No obstante, la cordura y la mesura deben estar en la casa, en el gobierno doméstico de la mujer; pero en la relación amorosa estas cualidades deben desaparecer, porque, lejos de la mujer sumisa dibujada por la ortodoxia religiosa, el LBA busca la dama pasional, la ardiente, la participativa. No se trata ya sólo de un ser pasivo objeto de deseo. Ese contraste de comportamientos se formula de forma más clara en la descripción de la «mujer chica: En la casa cuerda, en la cama muy loca» (446, 1609). Ahí radica la novedad del modelo femenino de Juan Ruiz y su representación más moderna, como precursora del «ángel del hogar»67 que nos dibujará la sociedad del xviii y del xix. La mujer adquiere así un protagonismo en el ámbito doméstico desconocido hasta entonces, como gestora del hogar y motor de una nueva sociedad que preconiza el amor, el placer, la diversión y la vida. Se invierten los términos de la oposición amor bueno o espiritual/amor salvaje o carnal procedente del deseo, tal y como se entendía en la Edad Media.
Según creencias medievales, la mujer lleva inherente ya en su propio ser y existencia, la pasión y su imposibilidad de dominarla. Esta debilidad carnal (Duby 1999: 43) que le atribuyen los discursos eclesiástico, jurídico y científico —que el Arcipreste debía de conocer bastante bien, pues sus autores y difusores compartían los mismos gremios o estamentos— justifica su inferioridad y sumisión con respecto al varón (Lacarra 1995: 27). Su sensualidad, locura y tendencia a la lujuria provocan su propia perdición, como asegura don Amor:
Quando son ençendidas e mal quieren fazer,
alma e cuerpo e fama, todo lo dexan perder(469cd)
Pero también la destrucción68 ajena (la del hombre). Para la ortodoxia religiosa, la mujer representa la tentación demoníaca que condujo al hombre al pecado69; por eso cuando la mujer transgrede las reglas fijadas —fijadas históricamente por el hombre— supone un peligro para el sistema. El Arcipreste pone en evidencia, una vez más, el derrumbamiento del entramado ideológico medieval cuando la irracionalidad o locura femenina se experimenta en el LBA por propia iniciativa. La mujer no está dominada por su cuerpo, según sostenían los medievales, sino que ella es su dueña y dominadora. El equilibrio de la oposición razón/amor se rompe cuando desaparece la línea existente entre el amor espiritual y el amor carnal, es decir, cuando se convierte en un sentimiento irracional que origina la pasión y el deseo por el otro cuerpo. La diferencia fundamental entre el deseo masculino y el femenino es que en la mujer aparece reprimido por uno de los imperativos sociales más fuertes: «la necesidad de guardar la castidad, el honor». Mujeres sujeto que ejercen su voluntad negativamente, dado que la presión social les obliga a rechazar ese amor (Ferreras Saboye 1995: 82).

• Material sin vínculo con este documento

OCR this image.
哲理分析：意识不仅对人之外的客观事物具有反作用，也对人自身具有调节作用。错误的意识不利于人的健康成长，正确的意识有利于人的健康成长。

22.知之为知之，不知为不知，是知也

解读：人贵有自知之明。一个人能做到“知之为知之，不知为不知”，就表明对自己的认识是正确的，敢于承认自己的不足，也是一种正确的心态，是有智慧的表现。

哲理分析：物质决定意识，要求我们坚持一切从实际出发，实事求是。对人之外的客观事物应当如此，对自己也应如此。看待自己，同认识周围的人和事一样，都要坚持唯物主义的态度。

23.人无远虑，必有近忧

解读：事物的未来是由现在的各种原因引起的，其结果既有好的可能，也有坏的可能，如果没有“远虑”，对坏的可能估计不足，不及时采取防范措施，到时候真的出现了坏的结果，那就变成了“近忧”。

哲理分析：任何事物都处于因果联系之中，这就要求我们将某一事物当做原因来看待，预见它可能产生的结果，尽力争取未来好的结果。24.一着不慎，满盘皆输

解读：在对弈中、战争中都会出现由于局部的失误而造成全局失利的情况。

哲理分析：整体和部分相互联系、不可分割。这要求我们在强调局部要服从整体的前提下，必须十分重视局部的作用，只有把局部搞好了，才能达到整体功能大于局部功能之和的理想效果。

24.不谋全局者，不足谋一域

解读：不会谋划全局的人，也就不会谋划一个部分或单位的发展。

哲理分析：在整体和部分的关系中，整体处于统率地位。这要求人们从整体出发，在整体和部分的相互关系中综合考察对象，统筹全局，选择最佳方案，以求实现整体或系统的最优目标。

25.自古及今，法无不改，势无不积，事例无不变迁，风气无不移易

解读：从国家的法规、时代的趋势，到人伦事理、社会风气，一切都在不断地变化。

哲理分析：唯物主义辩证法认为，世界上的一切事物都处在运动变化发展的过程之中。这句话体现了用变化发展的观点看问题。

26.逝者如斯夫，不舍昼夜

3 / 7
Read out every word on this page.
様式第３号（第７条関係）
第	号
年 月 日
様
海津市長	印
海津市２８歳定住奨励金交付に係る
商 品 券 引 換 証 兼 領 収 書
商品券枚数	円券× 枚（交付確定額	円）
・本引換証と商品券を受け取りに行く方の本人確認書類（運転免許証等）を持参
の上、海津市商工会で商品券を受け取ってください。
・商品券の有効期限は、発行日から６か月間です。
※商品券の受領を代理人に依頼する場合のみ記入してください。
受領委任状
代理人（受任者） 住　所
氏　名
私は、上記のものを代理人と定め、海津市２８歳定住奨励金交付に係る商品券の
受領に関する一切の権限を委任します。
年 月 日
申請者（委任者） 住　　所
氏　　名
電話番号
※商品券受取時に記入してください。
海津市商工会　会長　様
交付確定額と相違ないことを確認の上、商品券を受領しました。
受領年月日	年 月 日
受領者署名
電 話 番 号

En ese difícil estado de tensión/distensión aparece el castigo al pecado70 de la lujuria. Según nos dice A. Castro (1984: 359) «el cristiano medieval no se abstenía de vivir en la carne, pero sabía que era pecado hacerlo, aunque se obstinara en él y lo convirtiese en tema de la literatura cómica». No obstante, esta vez sí plegándose a las directrices morales de la época, el castigo al pecado de la lujuria es la consecuencia lógica de tales actos, por lo que la sanción social y el miedo al castigo divino es la base del rechazo de las dueñas, que responden así conforme a la virtud que se espera de ellas en pro de su honor, fama y alma (173, 848, 1369,1385); incluso la Fulana habla de pecado ante las propuestas del mediador71. La mayor laxitud en el control de las villanas explica que este castigo sólo lo sufran las nobles «livianas». Son realmente las dueñas quienes transgreden las normas y se salen del estereotipo de mujer buena. Ni Cruz Cruzada ni las serranas sufren pena alguna por su entrega; en cambio, las dueñas que caen en la tentación y son «vencidas» (D.ª Endrina, 685) reciben en la obra un doble tratamiento: la muerte o la condena en vida.
Tal es el caso de la quinta dama quien «ovo por mal pecado la dueña a fallir » (943); lo mismo sucede a D.ª Garoza, cuya muerte deja al protagonista de nuevo sin amor. La relación entre el amor y la muerte en estos dos casos en que se puede entrever que el amador consigue su objetivo es más que evidente para Gybbon-Monypenny72. Al desviarse del camino de la virtud se apartan de la norma, caen en la tentación e incurren en el pecado. El caso de Doña Endrina es distinto, aunque concluye aparentemente con final feliz (891, «Doña Endrina e Don Melón en uno casados son»). Este personaje femenino carga con todo el peso del remordimiento (882-885), del que es ajeno el varón que comete el mismo acto. Su castigo y penitencia consiste en tener que ocultar su deshonor con el silencio y la obligación de contraer matrimonio con quien previamente la ha engañado. Las palabras de Trotaconventos: «lo que nunca se puede rreparar nin emendar / debe lo cuerda mente sofrir e endurar» (887), y las advertencias del poeta a la mujer (892; «en ajena cabeça sea bien castigada», 905d) demuestran el sufrimiento, resignación, y, en definitiva, el castigo a la dama73.
¿Se trata de otro juego de estilo basado en la presencia de la ambigüedad que lo tiñe todo o, por el contrario, surge el afán moralizador del clérigo ante su auditorio? Como en tantos y tantos versos de la obra y siguiendo el camino dictado por el propio Arcipreste, ahora le toca al lector hacer la interpretación oportuna, «ca tú entenderás uno e el libro dize ál» (986d).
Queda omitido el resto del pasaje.